My friend spent 20 years living in Indonesia and he assures me that most of this coffee has never been through a civet although it is sold as such. Without wishing to be involved in the animal welfare debate there is a probability that the vendors are feeding you an alternative line of shit..... According to my mate.....


----------



## cold war kid (Mar 12, 2010)

£40 for less than 250g of coffee that they are either lying about or have been lied to and are gullible enough to reproduce the comments in their blurb.

As said in previous posts it would be impossible for the sort of quantities needed to be attained if they weren't farmed. I'm willing to believe these particular civets aren't caged and are in effect treated in a similar way to barn/free range chickens but to say they're not farmed is at the very least misleading.
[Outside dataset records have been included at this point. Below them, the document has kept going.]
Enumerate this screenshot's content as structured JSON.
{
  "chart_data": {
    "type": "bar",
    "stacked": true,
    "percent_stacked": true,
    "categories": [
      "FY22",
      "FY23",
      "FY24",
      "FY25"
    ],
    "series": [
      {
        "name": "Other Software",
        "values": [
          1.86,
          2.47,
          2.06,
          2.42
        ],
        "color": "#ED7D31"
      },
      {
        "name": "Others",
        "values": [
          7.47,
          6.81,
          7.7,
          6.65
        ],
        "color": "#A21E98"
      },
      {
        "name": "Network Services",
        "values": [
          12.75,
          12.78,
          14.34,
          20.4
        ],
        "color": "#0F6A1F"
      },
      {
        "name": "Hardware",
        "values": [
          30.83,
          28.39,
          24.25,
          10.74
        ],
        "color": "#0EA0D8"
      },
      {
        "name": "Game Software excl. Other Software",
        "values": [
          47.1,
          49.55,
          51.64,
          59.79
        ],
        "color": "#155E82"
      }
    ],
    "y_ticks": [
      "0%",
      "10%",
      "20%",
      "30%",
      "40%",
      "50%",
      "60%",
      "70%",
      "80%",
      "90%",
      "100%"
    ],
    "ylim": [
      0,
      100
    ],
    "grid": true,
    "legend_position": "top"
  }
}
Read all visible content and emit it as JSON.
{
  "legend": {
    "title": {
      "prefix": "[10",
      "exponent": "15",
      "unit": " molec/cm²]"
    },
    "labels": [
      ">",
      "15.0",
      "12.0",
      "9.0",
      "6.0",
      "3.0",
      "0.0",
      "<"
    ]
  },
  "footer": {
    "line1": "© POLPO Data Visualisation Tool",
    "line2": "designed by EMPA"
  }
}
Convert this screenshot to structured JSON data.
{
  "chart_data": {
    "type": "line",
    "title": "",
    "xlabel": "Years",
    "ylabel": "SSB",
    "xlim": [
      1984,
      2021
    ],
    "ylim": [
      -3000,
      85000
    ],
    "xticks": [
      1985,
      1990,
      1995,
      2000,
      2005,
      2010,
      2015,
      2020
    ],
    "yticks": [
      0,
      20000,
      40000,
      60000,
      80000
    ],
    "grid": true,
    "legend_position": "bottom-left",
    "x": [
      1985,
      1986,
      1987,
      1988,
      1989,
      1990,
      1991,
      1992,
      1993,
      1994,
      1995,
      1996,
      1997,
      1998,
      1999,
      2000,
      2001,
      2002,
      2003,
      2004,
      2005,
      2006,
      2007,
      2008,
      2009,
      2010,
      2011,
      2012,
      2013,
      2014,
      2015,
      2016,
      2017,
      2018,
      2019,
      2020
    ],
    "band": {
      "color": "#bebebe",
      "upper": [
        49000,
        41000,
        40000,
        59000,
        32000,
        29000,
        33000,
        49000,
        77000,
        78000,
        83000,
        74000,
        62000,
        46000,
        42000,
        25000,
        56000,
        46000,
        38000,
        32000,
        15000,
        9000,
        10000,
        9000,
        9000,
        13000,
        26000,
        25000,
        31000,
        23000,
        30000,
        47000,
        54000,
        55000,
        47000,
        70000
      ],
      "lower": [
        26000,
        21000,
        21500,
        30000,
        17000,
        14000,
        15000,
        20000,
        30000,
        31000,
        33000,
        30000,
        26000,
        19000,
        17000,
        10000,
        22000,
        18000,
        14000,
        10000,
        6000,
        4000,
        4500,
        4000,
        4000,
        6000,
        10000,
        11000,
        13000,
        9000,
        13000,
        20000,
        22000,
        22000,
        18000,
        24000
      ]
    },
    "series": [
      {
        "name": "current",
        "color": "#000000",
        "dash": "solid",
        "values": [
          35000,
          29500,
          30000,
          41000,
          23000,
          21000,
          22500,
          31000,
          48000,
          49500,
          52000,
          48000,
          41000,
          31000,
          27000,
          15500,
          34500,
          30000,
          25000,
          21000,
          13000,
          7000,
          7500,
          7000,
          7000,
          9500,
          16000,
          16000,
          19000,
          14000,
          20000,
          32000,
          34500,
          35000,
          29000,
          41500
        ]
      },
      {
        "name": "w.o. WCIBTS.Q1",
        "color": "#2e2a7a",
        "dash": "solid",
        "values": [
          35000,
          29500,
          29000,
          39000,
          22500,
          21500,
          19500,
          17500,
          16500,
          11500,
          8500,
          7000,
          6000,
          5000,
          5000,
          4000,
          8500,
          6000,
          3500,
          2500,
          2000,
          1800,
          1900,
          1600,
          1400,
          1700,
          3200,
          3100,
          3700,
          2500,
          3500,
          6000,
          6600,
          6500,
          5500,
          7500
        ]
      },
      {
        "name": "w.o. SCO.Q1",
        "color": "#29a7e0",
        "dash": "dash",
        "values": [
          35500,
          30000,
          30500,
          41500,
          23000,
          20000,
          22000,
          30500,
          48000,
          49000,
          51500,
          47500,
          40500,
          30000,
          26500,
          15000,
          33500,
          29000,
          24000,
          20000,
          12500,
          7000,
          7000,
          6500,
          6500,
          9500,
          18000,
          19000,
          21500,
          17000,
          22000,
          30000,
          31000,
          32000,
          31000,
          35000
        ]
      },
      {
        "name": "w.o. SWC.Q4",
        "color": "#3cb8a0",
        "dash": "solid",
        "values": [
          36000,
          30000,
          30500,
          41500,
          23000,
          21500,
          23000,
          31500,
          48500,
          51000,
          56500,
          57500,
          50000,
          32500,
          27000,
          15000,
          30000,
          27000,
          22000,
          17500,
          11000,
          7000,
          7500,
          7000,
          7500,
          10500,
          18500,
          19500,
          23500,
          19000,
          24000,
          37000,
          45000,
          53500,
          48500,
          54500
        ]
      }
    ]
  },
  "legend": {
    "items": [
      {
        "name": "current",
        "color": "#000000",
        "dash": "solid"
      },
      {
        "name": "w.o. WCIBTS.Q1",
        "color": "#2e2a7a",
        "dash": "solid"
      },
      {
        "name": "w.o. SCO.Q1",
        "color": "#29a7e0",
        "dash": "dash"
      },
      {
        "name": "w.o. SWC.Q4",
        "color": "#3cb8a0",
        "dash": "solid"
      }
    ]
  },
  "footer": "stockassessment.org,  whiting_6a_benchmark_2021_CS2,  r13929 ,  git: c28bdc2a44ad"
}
I don't need science to back this up, it's just common sense.


----------



## Huggy (Mar 7, 2015)

A quick update.

I emailed coffee-direct.co.uk asking for specifics regarding who their suppliers were to support their claims of non-captive civet cat poo collection - including how their suppliers come across so much of the stuff if the cats are in no way captive. Their response was as follows:-

"Many thanks for your email and interest in our Kopi Luwak coffee. We take great care to ensure our Kopi coffee is purchased from respected farmers. We're naturally opposed to the captive farming of civets for Kopi Luwak, and all of our stock is certified as non-farmed. We have been Kopi now for many years and have full confidence in our supplier."

Well their response pretty much mugged me off - answering precisely none of my questions. This makes me angry because if there's nothing to hide then they can surely tell me at least something useful. They'd be giving nothing away by giving me the company name of their supplier - unless it's dodgy and they wish to keep this under their hats.... Interesting...

As much as I'd like to try it I already don't wanna drink it....


----------



## cold war kid (Mar 12, 2010)

I'm not going to guilt trip you or try to impose my beliefs on you but for me, there's just so many good coffee's I'd love to try that are reasonably priced and free from any ethical grey area that I see no point in KL, although I do understand you're curious.

One of the great things about speciality coffee is that if the coffee is good the demand is high and the farmer gets a better price. To bring animals that may or may not be abused into the equation isn't necessary.


----------